P713:2, 63:3.2 Andon and Fonta had nineteen children in all, and they lived to enjoy the association of almost half a hundred grandchildren and half a dozen great-grandchildren. The family was domiciled in four adjoining rock shelters, or semicaves, three of which were interconnected by hallways which had been excavated in the soft limestone with flint tools devised by Andon's children.
P713:3, 63:3.3 These early Andonites evinced a very marked clannish spirit; they hunted in groups and never strayed very far from the homesite. They seemed to realize that they were an isolated and unique group of living beings and should therefore avoid becoming separated. This feeling of intimate kinship was undoubtedly due to the enhanced mind ministry of the adjutant spirits.

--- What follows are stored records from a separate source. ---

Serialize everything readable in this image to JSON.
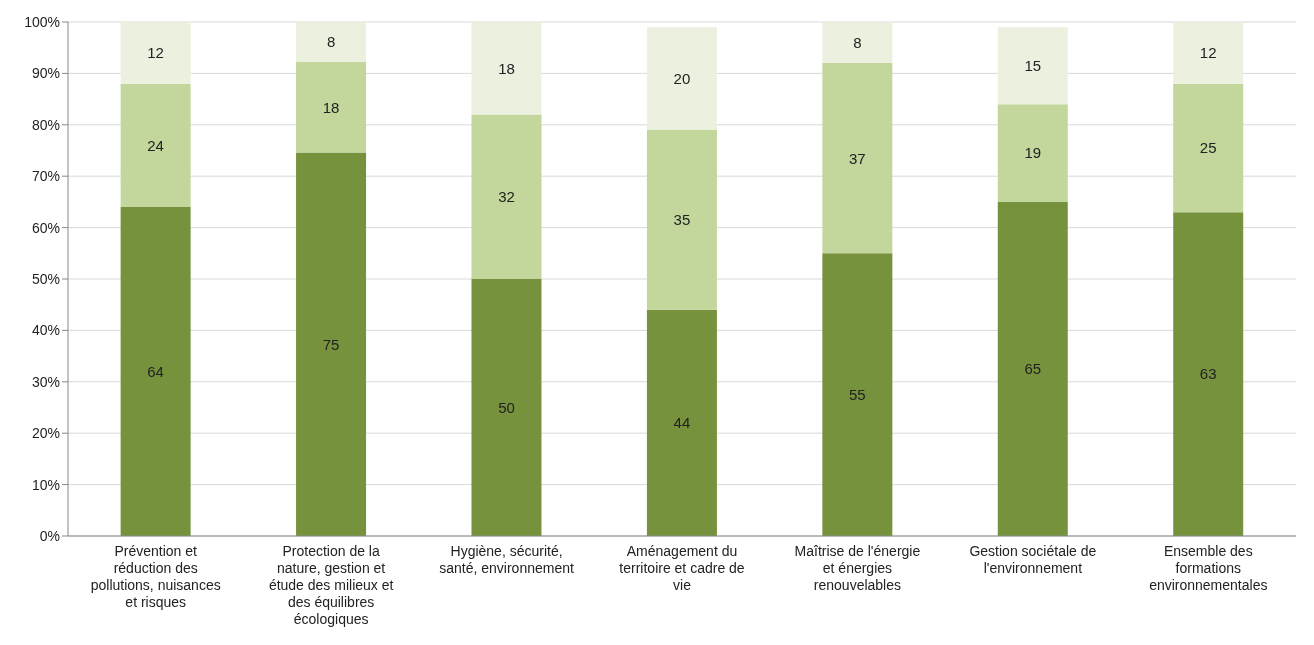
{
  "chart_data": {
    "type": "bar",
    "stacked": true,
    "grid": "y",
    "legend": false,
    "categories": [
      "Prévention et réduction des pollutions, nuisances et risques",
      "Protection de la nature, gestion et étude des milieux et des équilibres écologiques",
      "Hygiène, sécurité, santé, environnement",
      "Aménagement du territoire et cadre de vie",
      "Maîtrise de l'énergie et énergies renouvelables",
      "Gestion sociétale de l'environnement",
      "Ensemble des formations environnementales"
    ],
    "series": [
      {
        "color": "#76923c",
        "values": [
          64,
          74.6,
          50,
          44,
          55,
          65,
          63
        ],
        "value_labels": [
          "64",
          "75",
          "50",
          "44",
          "55",
          "65",
          "63"
        ]
      },
      {
        "color": "#c3d69b",
        "values": [
          24,
          17.6,
          32,
          35,
          37,
          19,
          25
        ],
        "value_labels": [
          "24",
          "18",
          "32",
          "35",
          "37",
          "19",
          "25"
        ]
      },
      {
        "color": "#ebf1de",
        "values": [
          12,
          7.8,
          18,
          20,
          8,
          15,
          12
        ],
        "value_labels": [
          "12",
          "8",
          "18",
          "20",
          "8",
          "15",
          "12"
        ]
      }
    ],
    "ylim": [
      0,
      100
    ],
    "yticks": [
      {
        "value": 0,
        "label": "0%"
      },
      {
        "value": 10,
        "label": "10%"
      },
      {
        "value": 20,
        "label": "20%"
      },
      {
        "value": 30,
        "label": "30%"
      },
      {
        "value": 40,
        "label": "40%"
      },
      {
        "value": 50,
        "label": "50%"
      },
      {
        "value": 60,
        "label": "60%"
      },
      {
        "value": 70,
        "label": "70%"
      },
      {
        "value": 80,
        "label": "80%"
      },
      {
        "value": 90,
        "label": "90%"
      },
      {
        "value": 100,
        "label": "100%"
      }
    ]
  }
}
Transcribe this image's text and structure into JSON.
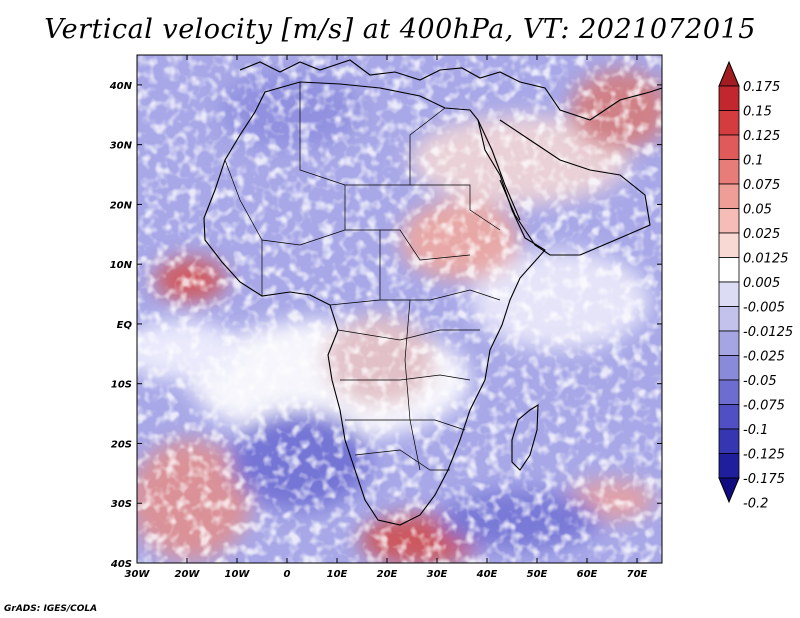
{
  "title": "Vertical velocity [m/s] at 400hPa, VT: 2021072015",
  "footer": "GrADS: IGES/COLA",
  "map": {
    "projection": "latlon",
    "lon_range": [
      -30,
      75
    ],
    "lat_range": [
      -40,
      45
    ],
    "lat_ticks": [
      {
        "value": 40,
        "label": "40N"
      },
      {
        "value": 30,
        "label": "30N"
      },
      {
        "value": 20,
        "label": "20N"
      },
      {
        "value": 10,
        "label": "10N"
      },
      {
        "value": 0,
        "label": "EQ"
      },
      {
        "value": -10,
        "label": "10S"
      },
      {
        "value": -20,
        "label": "20S"
      },
      {
        "value": -30,
        "label": "30S"
      },
      {
        "value": -40,
        "label": "40S"
      }
    ],
    "lon_ticks": [
      {
        "value": -30,
        "label": "30W"
      },
      {
        "value": -20,
        "label": "20W"
      },
      {
        "value": -10,
        "label": "10W"
      },
      {
        "value": 0,
        "label": "0"
      },
      {
        "value": 10,
        "label": "10E"
      },
      {
        "value": 20,
        "label": "20E"
      },
      {
        "value": 30,
        "label": "30E"
      },
      {
        "value": 40,
        "label": "40E"
      },
      {
        "value": 50,
        "label": "50E"
      },
      {
        "value": 60,
        "label": "60E"
      },
      {
        "value": 70,
        "label": "70E"
      }
    ]
  },
  "colorbar": {
    "labels": [
      "0.175",
      "0.15",
      "0.125",
      "0.1",
      "0.075",
      "0.05",
      "0.025",
      "0.0125",
      "0.005",
      "-0.005",
      "-0.0125",
      "-0.025",
      "-0.05",
      "-0.075",
      "-0.1",
      "-0.125",
      "-0.175",
      "-0.2"
    ],
    "colors": [
      "#a11d22",
      "#c2272d",
      "#d43c3f",
      "#e05a5a",
      "#e87c78",
      "#ef9d97",
      "#f5bdb6",
      "#f9d9d3",
      "#ffffff",
      "#dcdcf4",
      "#c2c2ec",
      "#a5a5e4",
      "#8a8adb",
      "#6d6dd1",
      "#5050c4",
      "#3636b2",
      "#1f1f9e",
      "#100b80"
    ]
  }
}
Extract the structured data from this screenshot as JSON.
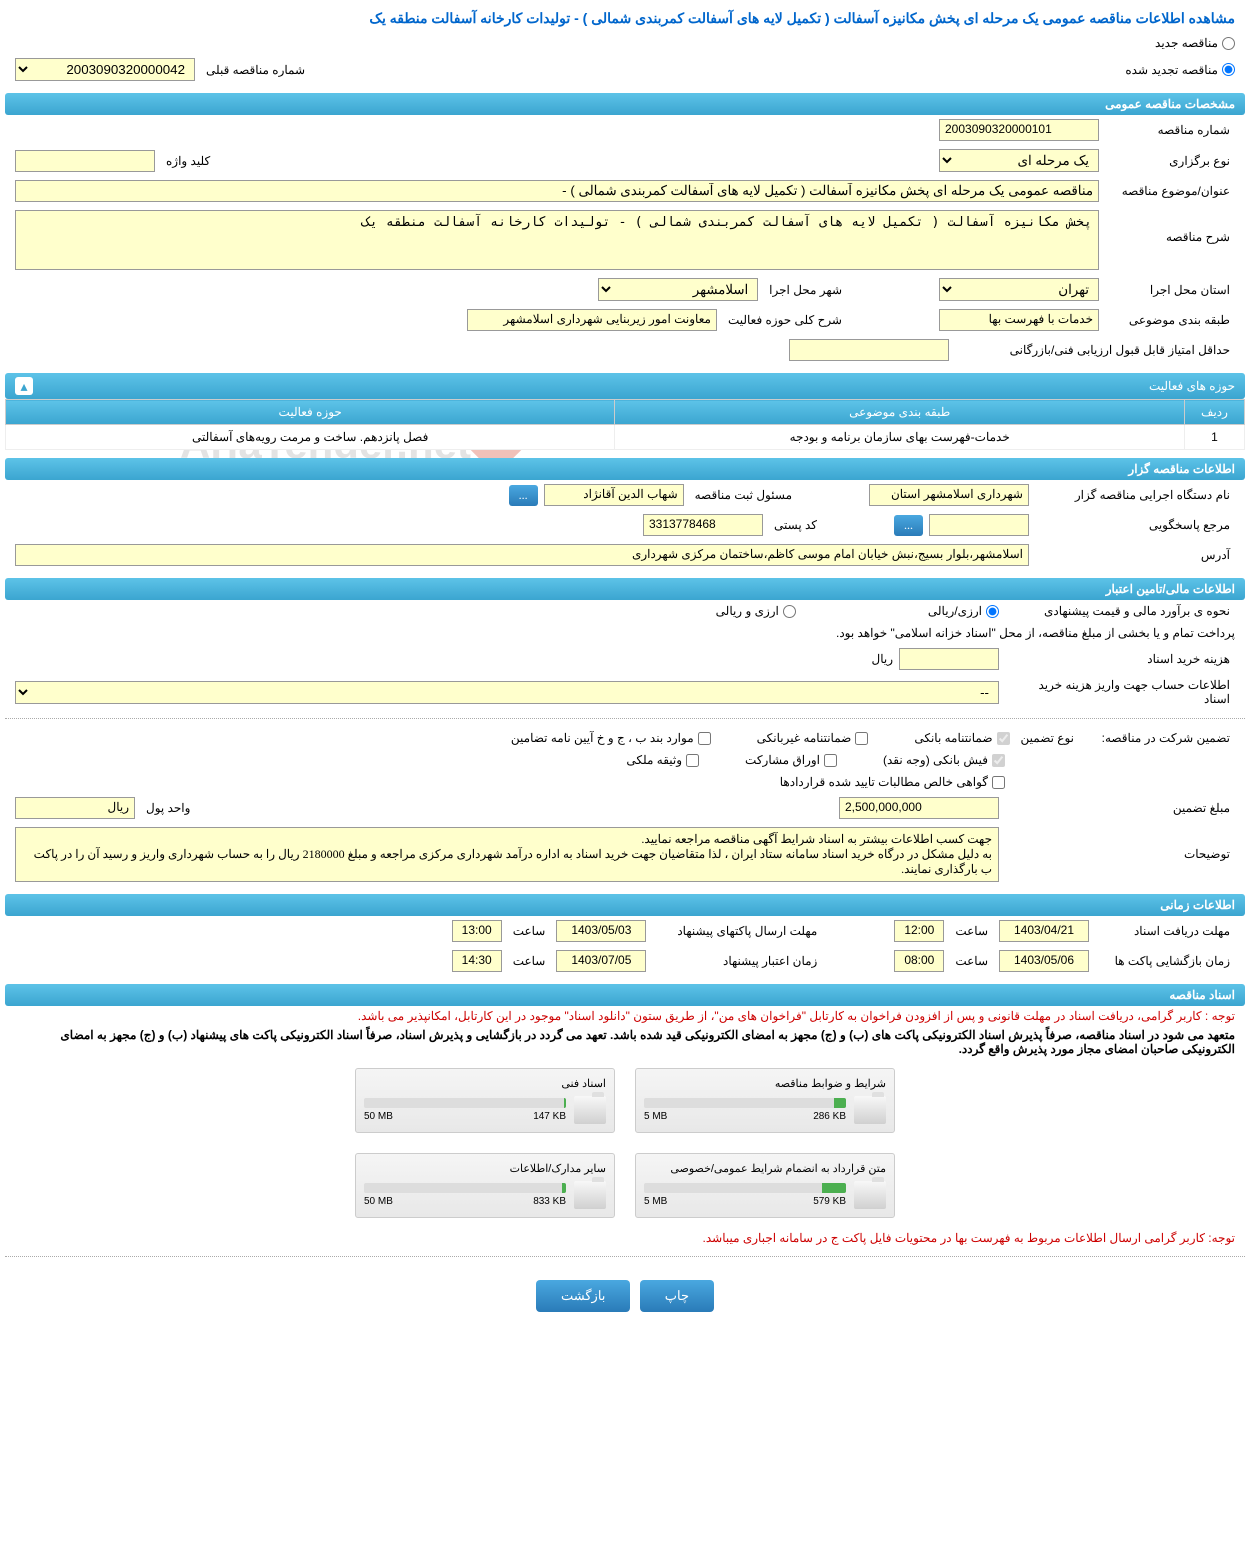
{
  "title": "مشاهده اطلاعات مناقصه عمومی یک مرحله ای پخش مکانیزه آسفالت ( تکمیل لایه های آسفالت کمربندی شمالی ) - تولیدات کارخانه آسفالت منطقه یک",
  "radio_new": "مناقصه جدید",
  "radio_renewed": "مناقصه تجدید شده",
  "prev_number_label": "شماره مناقصه قبلی",
  "prev_number_value": "2003090320000042",
  "sections": {
    "general": "مشخصات مناقصه عمومی",
    "activity": "حوزه های فعالیت",
    "executor": "اطلاعات مناقصه گزار",
    "financial": "اطلاعات مالی/تامین اعتبار",
    "time": "اطلاعات زمانی",
    "docs": "اسناد مناقصه"
  },
  "general": {
    "number_label": "شماره مناقصه",
    "number_value": "2003090320000101",
    "type_label": "نوع برگزاری",
    "type_value": "یک مرحله ای",
    "keyword_label": "کلید واژه",
    "keyword_value": "",
    "subject_label": "عنوان/موضوع مناقصه",
    "subject_value": "مناقصه عمومی یک مرحله ای پخش مکانیزه آسفالت ( تکمیل لایه های آسفالت کمربندی شمالی ) -",
    "desc_label": "شرح مناقصه",
    "desc_value": "پخش مکانیزه آسفالت ( تکمیل لایه های آسفالت کمربندی شمالی ) - تولیدات کارخانه آسفالت منطقه یک",
    "province_label": "استان محل اجرا",
    "province_value": "تهران",
    "city_label": "شهر محل اجرا",
    "city_value": "اسلامشهر",
    "classify_label": "طبقه بندی موضوعی",
    "classify_value": "خدمات با فهرست بها",
    "field_label": "شرح کلی حوزه فعالیت",
    "field_value": "معاونت امور زیربنایی شهرداری اسلامشهر",
    "min_score_label": "حداقل امتیاز قابل قبول ارزیابی فنی/بازرگانی",
    "min_score_value": ""
  },
  "activity_table": {
    "col_row": "ردیف",
    "col_class": "طبقه بندی موضوعی",
    "col_field": "حوزه فعالیت",
    "row1_num": "1",
    "row1_class": "خدمات-فهرست بهای سازمان برنامه و بودجه",
    "row1_field": "فصل پانزدهم. ساخت و مرمت رویه‌های آسفالتی"
  },
  "executor": {
    "org_label": "نام دستگاه اجرایی مناقصه گزار",
    "org_value": "شهرداری اسلامشهر استان",
    "officer_label": "مسئول ثبت مناقصه",
    "officer_value": "شهاب الدین آقانژاد",
    "more_btn": "...",
    "contact_label": "مرجع پاسخگویی",
    "contact_value": "",
    "postal_label": "کد پستی",
    "postal_value": "3313778468",
    "address_label": "آدرس",
    "address_value": "اسلامشهر،بلوار بسیج،نبش خیابان امام موسی کاظم،ساختمان مرکزی شهرداری"
  },
  "financial": {
    "estimate_label": "نحوه ی برآورد مالی و قیمت پیشنهادی",
    "currency_rial": "ارزی/ریالی",
    "currency_foreign": "ارزی و ریالی",
    "payment_note": "پرداخت تمام و یا بخشی از مبلغ مناقصه، از محل \"اسناد خزانه اسلامی\" خواهد بود.",
    "doc_cost_label": "هزینه خرید اسناد",
    "doc_cost_value": "",
    "rial_unit": "ریال",
    "account_label": "اطلاعات حساب جهت واریز هزینه خرید اسناد",
    "account_value": "--",
    "guarantee_label": "تضمین شرکت در مناقصه:",
    "guarantee_type_label": "نوع تضمین",
    "cb_bank": "ضمانتنامه بانکی",
    "cb_nonbank": "ضمانتنامه غیربانکی",
    "cb_cases": "موارد بند ب ، ج و خ آیین نامه تضامین",
    "cb_cash": "فیش بانکی (وجه نقد)",
    "cb_partnership": "اوراق مشارکت",
    "cb_property": "وثیقه ملکی",
    "cb_claims": "گواهی خالص مطالبات تایید شده قراردادها",
    "amount_label": "مبلغ تضمین",
    "amount_value": "2,500,000,000",
    "unit_label": "واحد پول",
    "unit_value": "ریال",
    "notes_label": "توضیحات",
    "notes_value": "جهت کسب اطلاعات بیشتر به اسناد شرایط آگهی مناقصه مراجعه نمایید.\nبه دلیل مشکل در درگاه خرید اسناد سامانه ستاد ایران ، لذا متقاضیان جهت خرید اسناد به اداره درآمد شهرداری مرکزی مراجعه و مبلغ 2180000 ریال را به حساب شهرداری واریز و رسید آن را در پاکت ب بارگذاری نمایند."
  },
  "time": {
    "receive_deadline_label": "مهلت دریافت اسناد",
    "receive_date": "1403/04/21",
    "receive_time_label": "ساعت",
    "receive_time": "12:00",
    "submit_deadline_label": "مهلت ارسال پاکتهای پیشنهاد",
    "submit_date": "1403/05/03",
    "submit_time": "13:00",
    "open_label": "زمان بازگشایی پاکت ها",
    "open_date": "1403/05/06",
    "open_time": "08:00",
    "validity_label": "زمان اعتبار پیشنهاد",
    "validity_date": "1403/07/05",
    "validity_time": "14:30"
  },
  "docs": {
    "note1": "توجه : کاربر گرامی، دریافت اسناد در مهلت قانونی و پس از افزودن فراخوان به کارتابل \"فراخوان های من\"، از طریق ستون \"دانلود اسناد\" موجود در این کارتابل، امکانپذیر می باشد.",
    "note2": "متعهد می شود در اسناد مناقصه، صرفاً پذیرش اسناد الکترونیکی پاکت های (ب) و (ج) مجهز به امضای الکترونیکی قید شده باشد. تعهد می گردد در بازگشایی و پذیرش اسناد، صرفاً اسناد الکترونیکی پاکت های پیشنهاد (ب) و (ج) مجهز به امضای الکترونیکی صاحبان امضای مجاز مورد پذیرش واقع گردد.",
    "box1_title": "شرایط و ضوابط مناقصه",
    "box1_used": "286 KB",
    "box1_total": "5 MB",
    "box1_fill": "6%",
    "box2_title": "اسناد فنی",
    "box2_used": "147 KB",
    "box2_total": "50 MB",
    "box2_fill": "1%",
    "box3_title": "متن قرارداد به انضمام شرایط عمومی/خصوصی",
    "box3_used": "579 KB",
    "box3_total": "5 MB",
    "box3_fill": "12%",
    "box4_title": "سایر مدارک/اطلاعات",
    "box4_used": "833 KB",
    "box4_total": "50 MB",
    "box4_fill": "2%",
    "note3": "توجه: کاربر گرامی ارسال اطلاعات مربوط به فهرست بها در محتویات فایل پاکت ج در سامانه اجباری میباشد."
  },
  "buttons": {
    "print": "چاپ",
    "back": "بازگشت"
  },
  "watermark": "AriaTender.net"
}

P713:4, 63:3.4 Andon and Fonta labored incessantly for the nurture and uplift of the clan. They lived to the age of forty-two, when both were killed at the time of an earthquake by the falling of an overhanging rock. Five of their children and eleven grandchildren perished with them, and almost a score of their descendants suffered serious injuries.
P713:5, 63:3.5 Upon the death of his parents, Sontad, despite a seriously injured foot, immediately assumed the leadership of the clan and was ably assisted by his wife, his eldest sister. Their first task was to roll up stones to effectively entomb their dead parents, brothers, sisters, and children. Undue significance should not attach to this act of burial. Their ideas of survival after death were very vague and indefinite, being largely derived from their fantastic and variegated dream life.
P713:6, 63:3.6 This family of Andon and Fonta held together until the twentieth generation, when combined food competition and social friction brought about the beginning of dispersion.